As we reported, in Brickell and downtown 6% fewer condos are rising than a year ago. Hard as that is to believe as we drive under cranes in traffic-jammed construction zones, less is in the pipeline.
A report by Dodge Data & Analytics shows a change broader than just downtown and longer lasting. Future residential construction contracts throughout South Florida are down 19% from May 2014, Dodge reports, while nonresidential contracts rose 44%.
Word on the street is that one veteran developer sees a peak and is selling off all residential holdings.
The new construction market is hard to grasp. Many units and projects that have been announced are unlikely to rise even if sales remain strong and if signs we’re seeing are only a blip.
Developers have formally scuttled only one project of 330 units, we noted last week, but in Brickell alone where 1,317 units have opened in the past two years and 3,614 are under construction, about 5,000 more have been announced but aren’t yet started.
Knowing how many new units have truly sold is tricky. Many companies count sales when they collect receipts. But with condo developments, not every sale that’s claimed is paid for, and no central repository tallies new condo sales.
It’s easier to tally resales, for which a report from the Miami Association of Realtors is revealing.
Condo and townhome resales in Miami-Dade fell 2.6% in May from May 2014. Cash sales – telltale signs of foreign buyers – fell 7%. Pending condo sales dropped 10.1%. New resale listings dipped 7.1%. The mean sale price was off 6.7%. Resale condos took 7.5% longer to sell. The percentage of the list price received fell .2%. Listings for sale rose 11.6%. The months’ supply on the market rose 17.5%.
Every single indicator eroded – no disaster, not the bottom falling out or anything like it, just a slowdown in a hot market. Blip or trend?
But it was not a change in the housing market overall, just in condos.
Miami Association of Realtors single-family home figures showed a 5% May gain in closed sales, no change in time on the market, a 0.7% gain in percentage of original list price sellers received, a 1.1% drop in listings and a 6.9% drop in months’ supply on sale.
So while 9.1-month supply of resale condos is for sale, the supply of single-family resale homes is only 5.1 months.
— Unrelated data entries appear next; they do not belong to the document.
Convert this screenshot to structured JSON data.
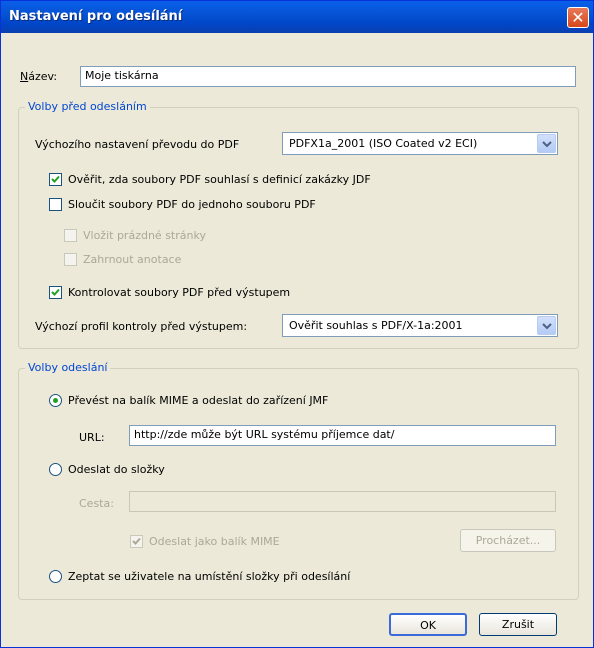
{
  "window": {
    "title": "Nastavení pro odesílání",
    "close_symbol": "✕"
  },
  "name": {
    "label_prefix": "N",
    "label_rest": "ázev:",
    "value": "Moje tiskárna"
  },
  "prefs": {
    "legend": "Volby před odesláním",
    "conversion_label": "Výchozího nastavení převodu do PDF",
    "conversion_value": "PDFX1a_2001 (ISO Coated v2 ECI)",
    "verify_label": "Ověřit, zda soubory PDF souhlasí s definicí zakázky JDF",
    "verify_checked": true,
    "merge_label": "Sloučit soubory PDF do jednoho souboru PDF",
    "merge_checked": false,
    "insert_blank_label": "Vložit prázdné stránky",
    "include_annotations_label": "Zahrnout anotace",
    "preflight_label": "Kontrolovat soubory PDF před výstupem",
    "preflight_checked": true,
    "profile_label": "Výchozí profil kontroly před výstupem:",
    "profile_value": "Ověřit souhlas s PDF/X-1a:2001"
  },
  "send": {
    "legend": "Volby odeslání",
    "mime_label": "Převést na balík MIME a odeslat do zařízení JMF",
    "url_label": "URL:",
    "url_value": "http://zde může být URL systému příjemce dat/",
    "folder_label": "Odeslat do složky",
    "path_label": "Cesta:",
    "path_value": "",
    "send_as_mime_label": "Odeslat jako balík MIME",
    "browse_label": "Procházet...",
    "ask_label": "Zeptat se uživatele na umístění složky při odesílání",
    "selected": "mime"
  },
  "footer": {
    "ok_label": "OK",
    "cancel_label": "Zrušit"
  }
}
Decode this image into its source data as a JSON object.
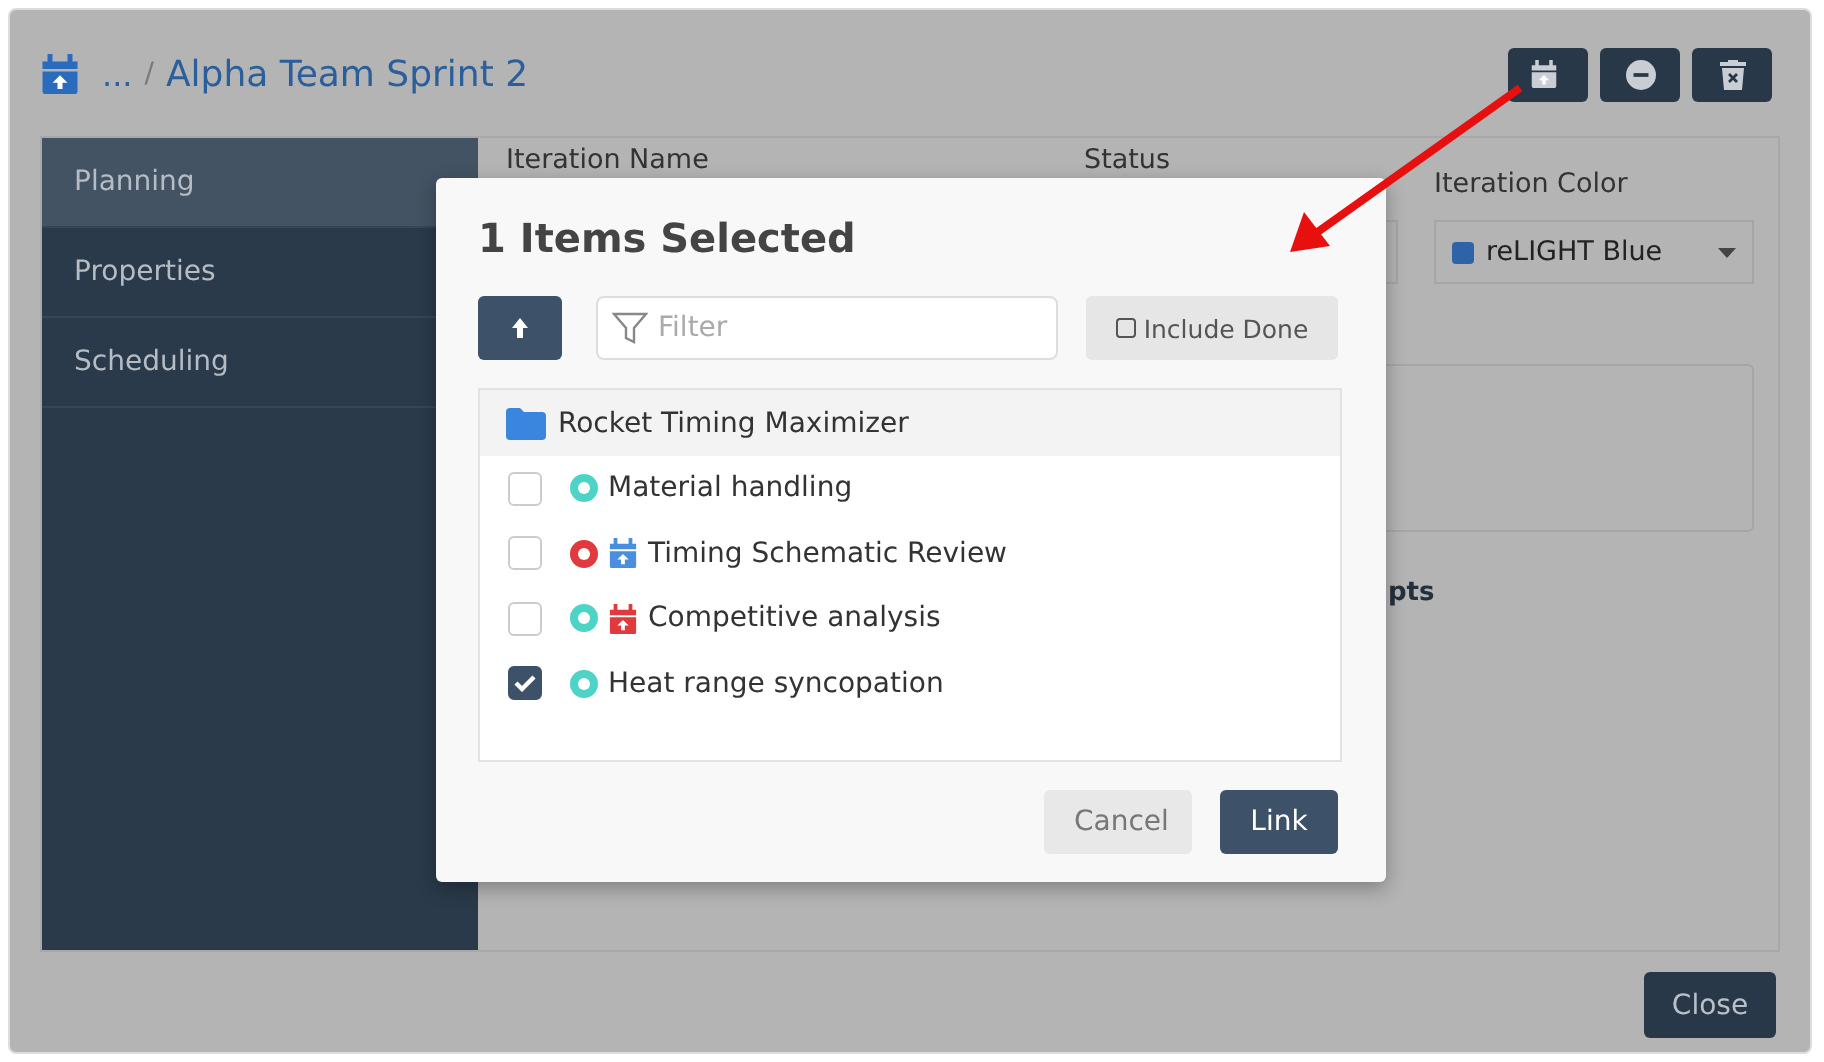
{
  "window": {
    "breadcrumb_ellipsis": "...",
    "breadcrumb_separator": "/",
    "title": "Alpha Team Sprint 2"
  },
  "sidebar": {
    "items": [
      {
        "label": "Planning",
        "selected": true
      },
      {
        "label": "Properties",
        "selected": false
      },
      {
        "label": "Scheduling",
        "selected": false
      }
    ]
  },
  "form": {
    "name_label": "Iteration Name",
    "status_label": "Status",
    "color_label": "Iteration Color",
    "color_value": "reLIGHT Blue",
    "section_heading_tail": "pts"
  },
  "dialog": {
    "title": "1 Items Selected",
    "filter": {
      "placeholder": "Filter"
    },
    "include_done": {
      "label": "Include Done",
      "checked": false
    },
    "group": "Rocket Timing Maximizer",
    "items": [
      {
        "label": "Material handling",
        "checked": false,
        "color": "#4dd4c6",
        "kind": "plain"
      },
      {
        "label": "Timing Schematic Review",
        "checked": false,
        "color": "#e0393e",
        "kind": "scheduled"
      },
      {
        "label": "Competitive analysis",
        "checked": false,
        "color": "#4dd4c6",
        "kind": "overdue"
      },
      {
        "label": "Heat range syncopation",
        "checked": true,
        "color": "#4dd4c6",
        "kind": "plain"
      }
    ],
    "buttons": [
      "Cancel",
      "Link"
    ]
  },
  "footer": {
    "button": "Close"
  }
}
That looks like a sellers’ market for homes and a buyers’ market developing for resale condos.
Looks like, that is, assuming a trend and not a blip.
Even in a condo buyers’ market, those who own and live in them feel no pain. Pain only comes at sale time. Those most likely to feel that pain are investors, not residents – but most buyers of new condos are investors.
If so, the change in super-hot Brickell and downtown might concern buyers. Resale condos there have soared from $240 per square foot in 2011 as the overhang in construction from the last boom was being absorbed to $430 per foot today, a huge gain. But the pace of gain has slowed to zero, from a 27% jump in 2012 to 22% in 2013 to 16% in 2014 – and absolutely no gain in 2015’s first five months.
Is five months long enough to establish a flat line?
Every Miami real estate cycle has differed. Banks aren’t on the hook in a big decline – only because so many sales were cash and others required 50% or more from buyers. Buyers can lose, banks seem safe.
If this really is the end of the condo feeding frenzy, it comes as Miami’s economy is gaining, not fizzling. That makes any slowing or decline in condos a quantity and price correction, not a collapse.
Even that is far from certain. The economists are cautious.
But the signs tell us that if you’re looking for a condo to live in, this might be a good time to start thinking of making a sensible purchase. Some sellers are likely to be mighty anxious to please you.